Photo by Anthien Nguyen

     “Outside of being the guy in the hallway directing traffic, despite my large stature, Mr. Battle is a normal guy,” Battle said. “I’m a big kid at heart.”

     Battle says his life outside of Rose consists of Fitness Connection, Playstation, Netflix, new restaurants, traveling and visiting his parents. While Battle does value his time outside of Rose, he also understands how impactful his role as assistant principal is on students.

     “[The students] should know Mr. Battle cares about students, he takes his job serious and he wants the very best for his students and his staff,” Battle said.

     Battle was born and raised in Winston-Salem, North Carolina until he was nine, when his family moved to Durham. Battle graduated from Hillside High School and then returned to his hometown of Winston-Salem to attend Winston-Salem State University (WSSU), where he graduated in 2012. Coming out of high school, Battle had intentions of becoming a lawyer, but once he got to college his path shifted. Battle first majored in education at WSSU, but had another change of heart while in college.

     “My sophomore year I switched to English because I didn’t think education was for me,” Battle said. “Then after I graduated, I said ‘let me give education another try,’ and I enrolled in the Teacher Education Program at North Carolina Central University (NCCU) in Durham.”

     After graduating from NCCU with a degree in middle grades education, Battle moved to Greenville, and began working at Farmville Middle School as an English teacher. He worked there for eight years, and enjoyed the connections he was able to make with students while being a teacher.

     “My favorite aspect of being an educator are those relationships and helping kids maximize their potential,” Battle said. “When kids come back to me and tell me how they are making all A’s or A’s and B’s, I love to hear that.”

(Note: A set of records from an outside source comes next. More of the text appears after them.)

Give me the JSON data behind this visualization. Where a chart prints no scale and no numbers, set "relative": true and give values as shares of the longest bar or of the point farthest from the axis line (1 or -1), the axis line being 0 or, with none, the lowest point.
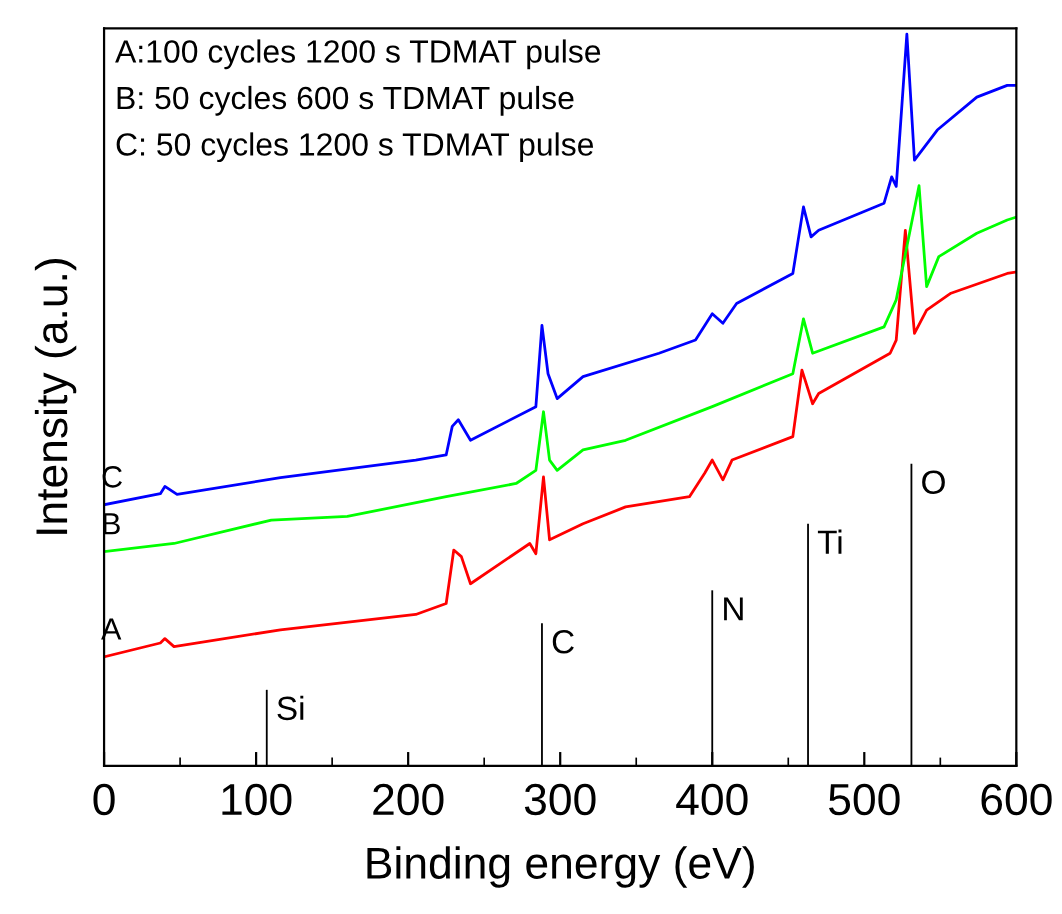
{
  "chart_data": {
    "type": "line",
    "relative": true,
    "xlabel": "Binding energy (eV)",
    "ylabel": "Intensity (a.u.)",
    "xlim": [
      0,
      600
    ],
    "xticks": [
      0,
      {
        "value": 50,
        "label": null
      },
      100,
      {
        "value": 150,
        "label": null
      },
      200,
      {
        "value": 250,
        "label": null
      },
      300,
      {
        "value": 350,
        "label": null
      },
      400,
      {
        "value": 450,
        "label": null
      },
      500,
      {
        "value": 550,
        "label": null
      },
      600
    ],
    "tick_labels": "x",
    "grid": false,
    "legend": false,
    "annotations": [
      "A:100 cycles 1200 s TDMAT pulse",
      "B: 50 cycles 600 s TDMAT pulse",
      "C: 50 cycles 1200 s TDMAT pulse",
      {
        "text": "Si",
        "x": 107,
        "y": 0.104
      },
      {
        "text": "C",
        "x": 288,
        "y": 0.195
      },
      {
        "text": "N",
        "x": 400,
        "y": 0.24
      },
      {
        "text": "Ti",
        "x": 463,
        "y": 0.331
      },
      {
        "text": "O",
        "x": 531,
        "y": 0.413
      }
    ],
    "series": [
      {
        "name": "A",
        "color": "#ff0000",
        "x": [
          0,
          37,
          40,
          46,
          116,
          205,
          225,
          230,
          235,
          241,
          280,
          284,
          289,
          293,
          315,
          343,
          385,
          395,
          400,
          407,
          413,
          453,
          459,
          466,
          470,
          517,
          521,
          527,
          533,
          541,
          557,
          594,
          600
        ],
        "values": [
          0.149,
          0.168,
          0.174,
          0.163,
          0.186,
          0.207,
          0.222,
          0.295,
          0.286,
          0.249,
          0.304,
          0.29,
          0.395,
          0.309,
          0.331,
          0.354,
          0.368,
          0.4,
          0.418,
          0.391,
          0.418,
          0.45,
          0.541,
          0.495,
          0.509,
          0.564,
          0.582,
          0.732,
          0.591,
          0.623,
          0.646,
          0.673,
          0.675
        ]
      },
      {
        "name": "B",
        "color": "#00ff00",
        "x": [
          0,
          46,
          110,
          160,
          225,
          271,
          284,
          289,
          293,
          298,
          315,
          343,
          400,
          453,
          460,
          466,
          513,
          521,
          536,
          541,
          549,
          574,
          594,
          600
        ],
        "values": [
          0.293,
          0.304,
          0.336,
          0.341,
          0.368,
          0.386,
          0.404,
          0.484,
          0.418,
          0.404,
          0.432,
          0.445,
          0.491,
          0.536,
          0.611,
          0.564,
          0.6,
          0.637,
          0.793,
          0.655,
          0.696,
          0.728,
          0.746,
          0.75
        ]
      },
      {
        "name": "C",
        "color": "#0000ff",
        "x": [
          0,
          37,
          40,
          48,
          116,
          205,
          225,
          229,
          233,
          241,
          284,
          288,
          292,
          298,
          315,
          365,
          389,
          400,
          407,
          416,
          453,
          460,
          465,
          470,
          513,
          518,
          521,
          528,
          533,
          548,
          574,
          594,
          600
        ],
        "values": [
          0.357,
          0.372,
          0.382,
          0.371,
          0.394,
          0.418,
          0.425,
          0.464,
          0.473,
          0.445,
          0.491,
          0.602,
          0.536,
          0.502,
          0.532,
          0.564,
          0.582,
          0.618,
          0.605,
          0.632,
          0.673,
          0.764,
          0.723,
          0.732,
          0.769,
          0.805,
          0.792,
          1.0,
          0.828,
          0.869,
          0.914,
          0.93,
          0.93
        ]
      },
      {
        "type": "bar",
        "color": "#000000",
        "x": [
          107,
          288,
          400,
          463,
          531
        ],
        "values": [
          0.104,
          0.195,
          0.24,
          0.331,
          0.413
        ]
      }
    ]
  }
}
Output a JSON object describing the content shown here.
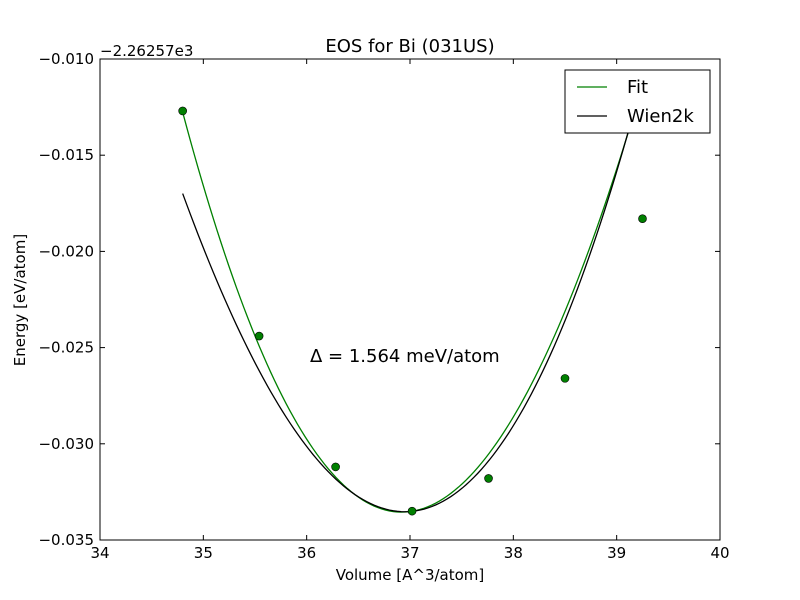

     Then this summer, Battle got a call informing him he had been accepted into the masters program at East Carolina University, and he would be working as an assistant principal at Rose as part of his Principals Fellows Program coursework.

     In his first month at Rose, Battle has enjoyed the team of administrators and teachers he gets to work with everyday. Battle believes he is in a very new atmosphere personally and professionally. Not only is he in a role he has never been before, there is also a significant difference between Rose and Farmville Middle.

     “I taught for eight years in a classroom; on average I only taught 65 kids a year, now at Rose I am responsible for 1500 kids,” Battle said. “I have had to get used to not being in the classroom, now I am tasked with dealing with every kid in the entire school, and the teachers.”

     Battle said that there are lots of differences that he has had to get used to, but he has already been able to find the little things that make him realize why he wanted to go into administration.

      “[At Rose], my favorite thing is when I’m at busses and I get to greet the kids one by one off the bus, just getting that fresh air and being able to talk to kids, along with if they have problems being able to sit down and talk about it,” Battle said.

     Battle has already become engulfed in the Rose culture, and says he is proud to contribute to making Rose the greatest school in Greenville.

     “On my off days, when I pass by J.H. Rose High School, I look at that school and say ‘yeah I work there,’” Battle said. “I’m proud to say I work at this school.”